Camiler NUH’UN GEMİSİDİR” insanları bu gemiden kaçıranlar utansın… Marifetullah yönü ile en yetenekli, istidatlı yaratılan insandır… Melekler bile değil… İnsanı sadece HAFIZ yapmakla görevim bitti sananlar utansın….
Allah ilahlığından lezzet alır… Firavun da ilah sanarak kendini üstün bir haz yaşadı dünyada… Bir serap gördü yani… Yaratılan anacak serap görür… Yaratılan ben HİÇİM” demeli ve hiçlikten haz almalı… Hiçlik teslimiyetle olur… Verdiğini al ve teslim et… Verdiğini almamak ve verme demek kibirdir, isyandır… Bana mal verme hesabını veremem deme… Al ve teslim ederek hiç ol. İbadet hiç olma işidir. Halidir yani…
Konuşmak için ağza dile ihtiyaç yok… Kur’anın Arapça’lığı KELAM sıfatına ait değildir… İnsanlar anlasınlar diye bir hikmet gereği Arapça… Hz. Adem’den beri geldiği kavmin dilince geldi Kur’an… Yani ilahi kitap… İki ilahi kitap olmaz çünkü KELAM sıfatının tecellisi değişmez. Hz Adem zamanında ne ise şimdi de o. Çünkü ezeli ve ebedidir… Kelam sıfatı da… Ahirette Kelam sıfatının tecellileri olmayacak denemez… Yaratılan her şey zaten sayfadır. Cennette yeni şeyler yaratacak okuyana yeni sayfalar yani… Kelam sıfatı farklıdır Allah’ın… Kelimesizdir, sahifesizdir, insanınkinden farklıdır yani…

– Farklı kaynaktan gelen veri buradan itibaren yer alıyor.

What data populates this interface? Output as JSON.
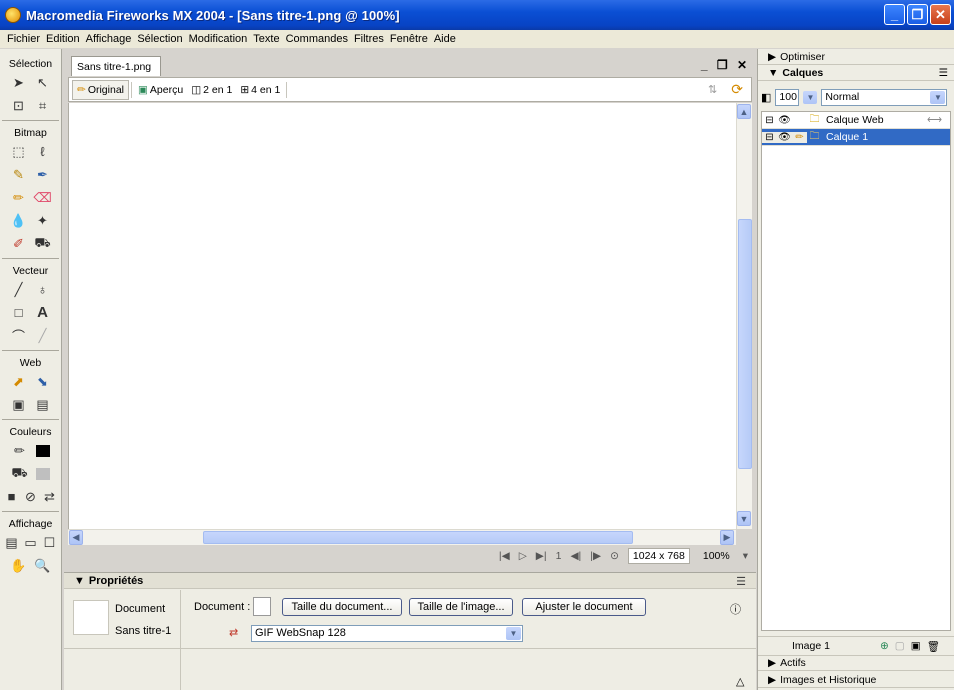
{
  "window": {
    "title": "Macromedia Fireworks MX 2004 - [Sans titre-1.png @ 100%]"
  },
  "menu": [
    "Fichier",
    "Edition",
    "Affichage",
    "Sélection",
    "Modification",
    "Texte",
    "Commandes",
    "Filtres",
    "Fenêtre",
    "Aide"
  ],
  "toolbox": {
    "sections": [
      "Sélection",
      "Bitmap",
      "Vecteur",
      "Web",
      "Couleurs",
      "Affichage"
    ]
  },
  "document": {
    "tab": "Sans titre-1.png",
    "view_tabs": [
      "Original",
      "Aperçu",
      "2 en 1",
      "4 en 1"
    ],
    "status": {
      "frame": "1",
      "size": "1024 x 768",
      "zoom": "100%"
    }
  },
  "properties": {
    "title": "Propriétés",
    "type": "Document",
    "name": "Sans titre-1",
    "document_label": "Document :",
    "buttons": [
      "Taille du document...",
      "Taille de l'image...",
      "Ajuster le document"
    ],
    "format": "GIF WebSnap 128"
  },
  "right_panel": {
    "optimiser": "Optimiser",
    "calques": "Calques",
    "opacity": "100",
    "blend": "Normal",
    "layers": [
      {
        "name": "Calque Web",
        "selected": false
      },
      {
        "name": "Calque 1",
        "selected": true
      }
    ],
    "frame_label": "Image 1",
    "actifs": "Actifs",
    "images_historique": "Images et Historique"
  },
  "colors": {
    "titlebar": "#0a4fd4",
    "selection": "#316ac5",
    "panel_bg": "#eeede4"
  }
}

Şu varlıkta esmanın tecellilerinden başka şey tecelli etmiyor. Feyiz almak isteyen Hiç olsun… Önce efendimize yani sünnete karşı HİÇ olsun. Sonra Kur’ana karşı hiç olsun… HİÇ olanları mürşit bilsin onlara karşı HİÇ olsun. Hiç olmasını beceren insan olur, beceremeyen şeytan…
Kur’anı tefsir ettim diyenler… İlk iş HİÇ olmaktı… EUZU çekmek hiç olmayı sağlamadıysa dil boşa yoruldu. Yazdın adına tefsir dedin el boşuna yazdı… Beyin de ödül beklemesin. HİÇ olmasını beceremeyene ödül yok, bu sistem hiç olmamızı istiyor… Görevlendiren o görevi başa taç et… Hiçlik ilacından iç… Hasret ilacından iç. Gaflet duvarların yıkılsın istiyorsan “Allah’ın ayetlerin okunurken depremler yaşa…” Kabuğunu çatlar. Hamsın Hiç olamamışsan…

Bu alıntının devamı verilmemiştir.